The Verdict: Be the Governor, Not the User
We are at a crossroads and witnessing the democratisation of assurance. If internal audit cannot provide insights deeper than what a manager can get from a chatbot, the function has limited value. We can continue to point out the flaws in the data and the risks of the black-box, or we can step into the vacuum and help leaders manage those very risks.
The hot topic for the future isn’t just using AI; it is governing agentic AI systems. Organisations are rushing to adopt these tools with little oversight. Who is better positioned than Internal Audit to ask: Is this data biased? Is this model explainable? Is this secure? Is this assurance truly effective?

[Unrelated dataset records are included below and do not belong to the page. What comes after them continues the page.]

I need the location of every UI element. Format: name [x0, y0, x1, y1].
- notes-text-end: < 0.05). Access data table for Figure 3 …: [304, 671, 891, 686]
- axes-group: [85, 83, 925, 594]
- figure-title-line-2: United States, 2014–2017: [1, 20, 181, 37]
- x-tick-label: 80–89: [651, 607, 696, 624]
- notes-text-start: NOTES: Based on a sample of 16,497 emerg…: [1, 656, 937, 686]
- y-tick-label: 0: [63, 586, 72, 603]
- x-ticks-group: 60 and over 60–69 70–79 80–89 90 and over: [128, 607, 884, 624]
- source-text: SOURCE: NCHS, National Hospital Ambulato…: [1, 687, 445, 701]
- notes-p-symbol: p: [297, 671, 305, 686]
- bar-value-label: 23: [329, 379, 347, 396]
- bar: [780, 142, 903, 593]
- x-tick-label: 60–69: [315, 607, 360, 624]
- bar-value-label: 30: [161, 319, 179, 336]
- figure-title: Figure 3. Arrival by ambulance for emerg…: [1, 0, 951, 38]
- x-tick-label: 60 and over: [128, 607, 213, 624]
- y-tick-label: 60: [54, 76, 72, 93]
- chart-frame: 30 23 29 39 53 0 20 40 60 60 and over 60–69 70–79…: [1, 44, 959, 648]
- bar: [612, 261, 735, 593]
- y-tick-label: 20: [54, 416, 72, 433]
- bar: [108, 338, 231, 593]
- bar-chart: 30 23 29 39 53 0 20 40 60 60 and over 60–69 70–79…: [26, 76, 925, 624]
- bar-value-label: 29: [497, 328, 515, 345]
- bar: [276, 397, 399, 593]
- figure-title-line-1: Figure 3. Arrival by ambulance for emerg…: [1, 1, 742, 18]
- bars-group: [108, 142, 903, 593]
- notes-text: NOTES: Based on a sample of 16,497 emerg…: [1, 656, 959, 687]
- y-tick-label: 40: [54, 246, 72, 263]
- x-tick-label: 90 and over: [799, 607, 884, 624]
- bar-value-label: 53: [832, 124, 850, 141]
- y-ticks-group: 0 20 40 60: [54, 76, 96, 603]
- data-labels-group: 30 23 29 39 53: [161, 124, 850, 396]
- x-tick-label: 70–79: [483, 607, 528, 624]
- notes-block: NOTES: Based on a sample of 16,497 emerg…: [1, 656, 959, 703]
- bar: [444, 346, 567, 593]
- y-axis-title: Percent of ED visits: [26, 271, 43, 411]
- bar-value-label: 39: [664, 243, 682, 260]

We have a unique opportunity to stop being the function that lags behind the business and start being the innovators. We can be the ones who tell the C-suite, “Yes, trust the system, but only once we have verified it”.
Therefore, the auditor’s role must shift from checker to validator, ensuring that the algorithms running the business aren’t hallucinating, leaking proprietary data, or making biased decisions. We are no longer auditing the transaction; we are auditing the brain that processed the transaction.
The IIA’s Vision 2035 report[1] also supports this radical shift: moving the profession from spending 76% of its time on assurance to a near-even split with advisory work (41% advisory). This requires Assurance-in-the-Loop, being part of the design phase of systems rather than grading the homework after the fact.
You don’t have to love AI. You don’t even have to trust it yet. But you cannot afford to ignore it. The train is leaving the station, with or without us. The choice is simple: evolve into a tech-enabled strategic advisor or prepare to be automated.